И мне понемногу начало казаться, что все повернулось вспять. Не муж это мой, не Андрей, как я начала его называть, и уж не горячо любимый братьями милый Андрюшенька, а снова недосягаемый учитель Андрей Михайлович, сильный, требовательный, проницательный, умеющий, по убеждению ребят, гипнотизировать. В страхе я зашевелилась. Стало вдруг душно и жарко.
— Лежи! — тихо приказал он и положил руку на мой лоб.
— Ты недоволен мной? — спросила я, успокоенная этим жестом.
— И тобой тоже. Но больше собой. Я многое упустил… Если даже такая, как я считаю, цельная натура, твердая комсомолка может впадать в истерику от ерунды, то что же делают другие, милые, хорошенькие девочки? Кусаются, царапаются, бьют посуду? Что?
— Значит, я должна была спокойно слушать, как меня поливают грязью?
— Вот то-то и оно: я! меня! Гусиное самолюбие Геннадия Башмакова! Не ты ли гневно осуждала его?
— Так это же совсем другое!
Я искренне не понимала, как можно смешивать общественную жизнь, чванливую спесь Геньки Башмакова с моими личными домашними обидами.
— По форме — другое, а по сути одно и то же: как смели про меня, такую хорошую, сказать что-то не то!
— Ты согласен с ними? С этой страшной старухой и ехидной Катей? Ты, ты…
Я захлебывалась и не находила слов выразить свое возмущение. «Предал!» — подумала я так же, как когда-то о Жорке Астахове, но что-то все-таки удержало меня сказать это вслух. Учитель. Он снова стал учителем.
— В какой-то мере согласен, — не обращая внимания на мой возглас, твердо продолжал он. — Откидывая грубость и мещанскую пошлость их разговора — этого я, конечно, не принимаю и сказал об этом Кате, — я не могу не видеть и правды: хозяйничать ты не умеешь! Восемнадцать лет — не такой уж младенческий возраст…

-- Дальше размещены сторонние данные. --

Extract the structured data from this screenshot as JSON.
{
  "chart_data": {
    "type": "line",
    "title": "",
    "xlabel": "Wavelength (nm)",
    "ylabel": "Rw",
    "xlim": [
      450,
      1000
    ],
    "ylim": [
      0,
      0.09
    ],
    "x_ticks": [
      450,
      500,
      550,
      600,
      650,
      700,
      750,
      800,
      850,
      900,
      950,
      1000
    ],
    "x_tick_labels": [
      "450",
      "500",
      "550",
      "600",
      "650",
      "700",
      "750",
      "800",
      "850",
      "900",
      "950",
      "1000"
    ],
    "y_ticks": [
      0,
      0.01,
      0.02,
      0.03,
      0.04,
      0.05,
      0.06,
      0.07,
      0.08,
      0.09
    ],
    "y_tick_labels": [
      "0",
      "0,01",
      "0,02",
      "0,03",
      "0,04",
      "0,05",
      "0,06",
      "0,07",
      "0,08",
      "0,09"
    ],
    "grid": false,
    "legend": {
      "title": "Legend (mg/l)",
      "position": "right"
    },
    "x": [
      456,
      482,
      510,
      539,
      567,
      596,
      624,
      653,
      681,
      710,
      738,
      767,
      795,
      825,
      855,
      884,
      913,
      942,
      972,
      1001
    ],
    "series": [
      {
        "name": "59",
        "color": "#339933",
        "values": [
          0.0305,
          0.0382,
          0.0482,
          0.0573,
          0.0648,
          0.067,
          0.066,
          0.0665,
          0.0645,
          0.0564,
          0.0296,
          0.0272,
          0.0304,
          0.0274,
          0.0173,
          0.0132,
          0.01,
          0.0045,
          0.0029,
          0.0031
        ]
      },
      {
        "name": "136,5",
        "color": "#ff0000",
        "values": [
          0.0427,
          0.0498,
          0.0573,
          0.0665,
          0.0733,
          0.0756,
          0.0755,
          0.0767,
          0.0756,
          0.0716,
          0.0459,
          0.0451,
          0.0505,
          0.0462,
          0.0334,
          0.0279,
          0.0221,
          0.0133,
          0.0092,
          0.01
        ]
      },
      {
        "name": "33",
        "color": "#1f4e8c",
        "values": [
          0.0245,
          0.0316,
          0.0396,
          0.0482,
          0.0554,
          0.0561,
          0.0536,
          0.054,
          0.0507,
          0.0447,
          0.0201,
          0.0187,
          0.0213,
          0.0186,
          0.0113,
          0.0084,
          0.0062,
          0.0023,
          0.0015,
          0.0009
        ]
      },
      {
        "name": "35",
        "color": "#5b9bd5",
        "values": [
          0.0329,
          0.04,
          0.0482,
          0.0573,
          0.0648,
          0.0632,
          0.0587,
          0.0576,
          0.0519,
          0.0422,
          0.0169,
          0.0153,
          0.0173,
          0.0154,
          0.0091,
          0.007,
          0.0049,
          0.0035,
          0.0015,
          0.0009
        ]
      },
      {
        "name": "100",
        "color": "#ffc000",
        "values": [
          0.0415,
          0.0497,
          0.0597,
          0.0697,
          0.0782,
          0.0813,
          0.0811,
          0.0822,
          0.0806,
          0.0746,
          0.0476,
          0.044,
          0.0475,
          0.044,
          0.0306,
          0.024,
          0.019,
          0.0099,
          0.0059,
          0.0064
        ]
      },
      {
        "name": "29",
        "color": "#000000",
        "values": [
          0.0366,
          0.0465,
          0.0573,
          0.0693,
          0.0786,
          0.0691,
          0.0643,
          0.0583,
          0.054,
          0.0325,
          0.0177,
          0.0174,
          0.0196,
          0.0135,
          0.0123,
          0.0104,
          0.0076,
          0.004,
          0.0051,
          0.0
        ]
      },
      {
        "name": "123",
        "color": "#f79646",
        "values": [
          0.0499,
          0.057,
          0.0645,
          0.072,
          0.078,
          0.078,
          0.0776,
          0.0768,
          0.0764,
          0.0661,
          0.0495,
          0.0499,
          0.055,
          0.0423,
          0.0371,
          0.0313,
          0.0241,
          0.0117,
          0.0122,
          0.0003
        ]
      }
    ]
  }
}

— Я не собираюсь посвятить свою жизнь кухне!
— Никто не требует от тебя такой жертвы. А уметь варить суп все-таки нужно! Кстати, я не считаю это непостижимым.
— Что же мне делать?
— Взять в руки поваренную книгу — она у мамы на полке — и попробовать ее осилить, проверяя на практике. Как в школе физические и химические опыты.
— Не получится! — вздохнула я, чувствуя себя хоть и побежденной, но все равно несправедливо обиженной. Как спокойно, сухо говорит он со мной! Да любит ли он меня?
— Не боги горшки обжигают! Эту истину можно понять буквально, поскольку дело придется иметь с настоящими горшками и кастрюлями!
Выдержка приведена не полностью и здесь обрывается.